Lalu, di sebelah barat labang mesem, berdiri sebuah bangunan yang dinamakan Gedong Nagari (sekarang digunakan sebagai Kantor Dinas Kebudayaan, Pariwisata, Pemuda dan Olahraga Kabupaten Sumenep). Gedong Nagari ini sebenarnya bukan merupakan bagian dari kraton meski berada di lingkungan Kraton Sumenep. Bangunan bergaya Eropa ini sengaja dibangun Belanda pada tahun 1931 untuk memantau segala gerak-gerik pemerintahan yang dijalankan oleh keluarga kraton.
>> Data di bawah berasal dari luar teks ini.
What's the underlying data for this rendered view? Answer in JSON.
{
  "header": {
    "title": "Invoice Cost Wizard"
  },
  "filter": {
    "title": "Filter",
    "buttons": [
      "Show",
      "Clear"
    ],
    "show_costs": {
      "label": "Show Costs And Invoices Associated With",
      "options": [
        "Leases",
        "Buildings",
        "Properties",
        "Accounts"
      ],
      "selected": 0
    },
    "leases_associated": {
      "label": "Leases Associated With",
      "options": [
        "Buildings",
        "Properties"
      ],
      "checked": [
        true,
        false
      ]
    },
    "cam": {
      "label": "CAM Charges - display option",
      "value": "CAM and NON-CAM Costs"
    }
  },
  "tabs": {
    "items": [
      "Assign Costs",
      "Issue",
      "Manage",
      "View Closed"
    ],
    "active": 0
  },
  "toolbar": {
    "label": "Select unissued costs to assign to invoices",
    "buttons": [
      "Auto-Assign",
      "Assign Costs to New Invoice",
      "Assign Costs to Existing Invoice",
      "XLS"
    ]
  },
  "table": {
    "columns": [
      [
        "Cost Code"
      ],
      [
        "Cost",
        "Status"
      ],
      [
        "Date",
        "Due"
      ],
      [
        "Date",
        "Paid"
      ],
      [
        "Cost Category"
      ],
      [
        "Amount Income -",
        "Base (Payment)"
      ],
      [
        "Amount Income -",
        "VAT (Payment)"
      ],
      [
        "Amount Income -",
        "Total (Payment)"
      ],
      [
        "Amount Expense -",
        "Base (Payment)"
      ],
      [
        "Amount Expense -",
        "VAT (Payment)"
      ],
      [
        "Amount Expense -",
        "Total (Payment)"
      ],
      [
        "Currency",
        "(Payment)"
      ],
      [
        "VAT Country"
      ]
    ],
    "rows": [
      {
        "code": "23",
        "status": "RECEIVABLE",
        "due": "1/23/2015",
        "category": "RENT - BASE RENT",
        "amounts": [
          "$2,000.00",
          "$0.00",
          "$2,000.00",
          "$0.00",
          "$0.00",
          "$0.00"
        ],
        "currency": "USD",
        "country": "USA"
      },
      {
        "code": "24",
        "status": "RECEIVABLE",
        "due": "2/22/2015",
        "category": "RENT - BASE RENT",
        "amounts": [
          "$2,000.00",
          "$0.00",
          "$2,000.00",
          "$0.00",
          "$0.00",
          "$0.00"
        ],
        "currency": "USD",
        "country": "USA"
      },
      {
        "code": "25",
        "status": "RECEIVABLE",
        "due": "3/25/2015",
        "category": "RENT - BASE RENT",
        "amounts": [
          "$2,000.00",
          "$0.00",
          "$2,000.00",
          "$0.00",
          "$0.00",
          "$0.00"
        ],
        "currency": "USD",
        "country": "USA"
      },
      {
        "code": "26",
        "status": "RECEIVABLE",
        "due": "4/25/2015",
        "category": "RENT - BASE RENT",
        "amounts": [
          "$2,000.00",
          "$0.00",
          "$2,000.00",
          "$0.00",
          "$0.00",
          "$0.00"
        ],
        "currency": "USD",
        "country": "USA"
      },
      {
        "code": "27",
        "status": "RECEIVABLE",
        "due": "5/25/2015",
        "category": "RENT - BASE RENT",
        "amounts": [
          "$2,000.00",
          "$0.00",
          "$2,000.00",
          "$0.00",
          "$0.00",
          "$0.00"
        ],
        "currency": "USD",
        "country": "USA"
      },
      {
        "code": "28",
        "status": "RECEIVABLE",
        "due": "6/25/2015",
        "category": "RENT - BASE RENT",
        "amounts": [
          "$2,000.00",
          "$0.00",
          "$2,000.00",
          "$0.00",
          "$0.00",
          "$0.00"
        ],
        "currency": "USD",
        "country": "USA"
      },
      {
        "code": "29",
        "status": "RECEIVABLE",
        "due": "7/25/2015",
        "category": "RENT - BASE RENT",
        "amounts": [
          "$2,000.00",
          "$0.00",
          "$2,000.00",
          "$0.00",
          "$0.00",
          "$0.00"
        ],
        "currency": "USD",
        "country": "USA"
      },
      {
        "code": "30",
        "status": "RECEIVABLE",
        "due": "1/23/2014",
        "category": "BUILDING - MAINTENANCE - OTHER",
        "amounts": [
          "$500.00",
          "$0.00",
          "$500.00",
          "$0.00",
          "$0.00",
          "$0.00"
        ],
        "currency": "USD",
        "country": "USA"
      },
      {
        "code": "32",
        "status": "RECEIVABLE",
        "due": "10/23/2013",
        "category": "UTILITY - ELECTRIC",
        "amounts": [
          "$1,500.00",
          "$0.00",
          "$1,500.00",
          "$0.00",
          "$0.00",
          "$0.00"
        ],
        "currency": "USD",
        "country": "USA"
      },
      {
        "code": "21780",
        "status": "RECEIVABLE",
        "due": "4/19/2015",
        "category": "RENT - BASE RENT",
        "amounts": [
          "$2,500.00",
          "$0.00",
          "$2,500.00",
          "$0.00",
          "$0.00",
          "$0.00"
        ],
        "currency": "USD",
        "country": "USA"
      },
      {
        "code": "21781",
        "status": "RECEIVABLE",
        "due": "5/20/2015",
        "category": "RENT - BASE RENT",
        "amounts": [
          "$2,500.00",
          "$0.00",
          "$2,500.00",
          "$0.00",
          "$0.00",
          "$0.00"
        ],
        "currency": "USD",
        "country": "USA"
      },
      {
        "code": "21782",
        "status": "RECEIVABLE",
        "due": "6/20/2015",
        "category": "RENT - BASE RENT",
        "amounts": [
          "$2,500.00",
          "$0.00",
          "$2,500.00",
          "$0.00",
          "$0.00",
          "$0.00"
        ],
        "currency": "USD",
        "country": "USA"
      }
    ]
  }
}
Belanda, pada waktu itu, tidak ingin kedudukannya terancam oleh kedudukan Kraton Sumenep.
Tepat
di depan Gedong Nagari yang berada di seberang jalan, berdiri bangunan yang
dinamakan kamarrata. Dulu, kamarrata merupakan tempat meletakkan
kereta kencana (garasi) milik sang adipati dan dibelakangnya digunakan sebagai istal (kandang kuda). Namun sekarang, kamarrata difungsikan sebagai Museum I Kraton Sumenep.
Di
sebelah timur kamarrata, dulunya adalah segaran.
Segaran merupakan kolam yang menyerupai lautan, dan menjadi tempat bertamasya
bagi putri-putri adipati. Namun, lokasi segaran
telah berubah menjadi lapangan tenis dan pemukiman. Antara kraton dengan segaran maupun kamarrata terdapat jalan yang melintas dari barat ke timur. Yang ke
barat menuju ke arah Masjid Jamik Sumenep yang melintasi alun-alun, dan yang ke
timur menuju jalan yang mengarah ke Kalianget setelah melewati pintu gerbang
keluar yang dinamakan labang galidigan.
Kendati
Kraton Sumenep sudah tidak dihuni lagi oleh adipati beserta kerabatnya, akan
tetapi bangunan kraton tersebut masih berdiri kokoh dan megah sampai sekarang
ini. Sementara Pendapa Ageng acapkali difungsikan untuk acara rapat para aparat
pemerintahan maupun pagelaran seni dan budaya setempat. *** [071213]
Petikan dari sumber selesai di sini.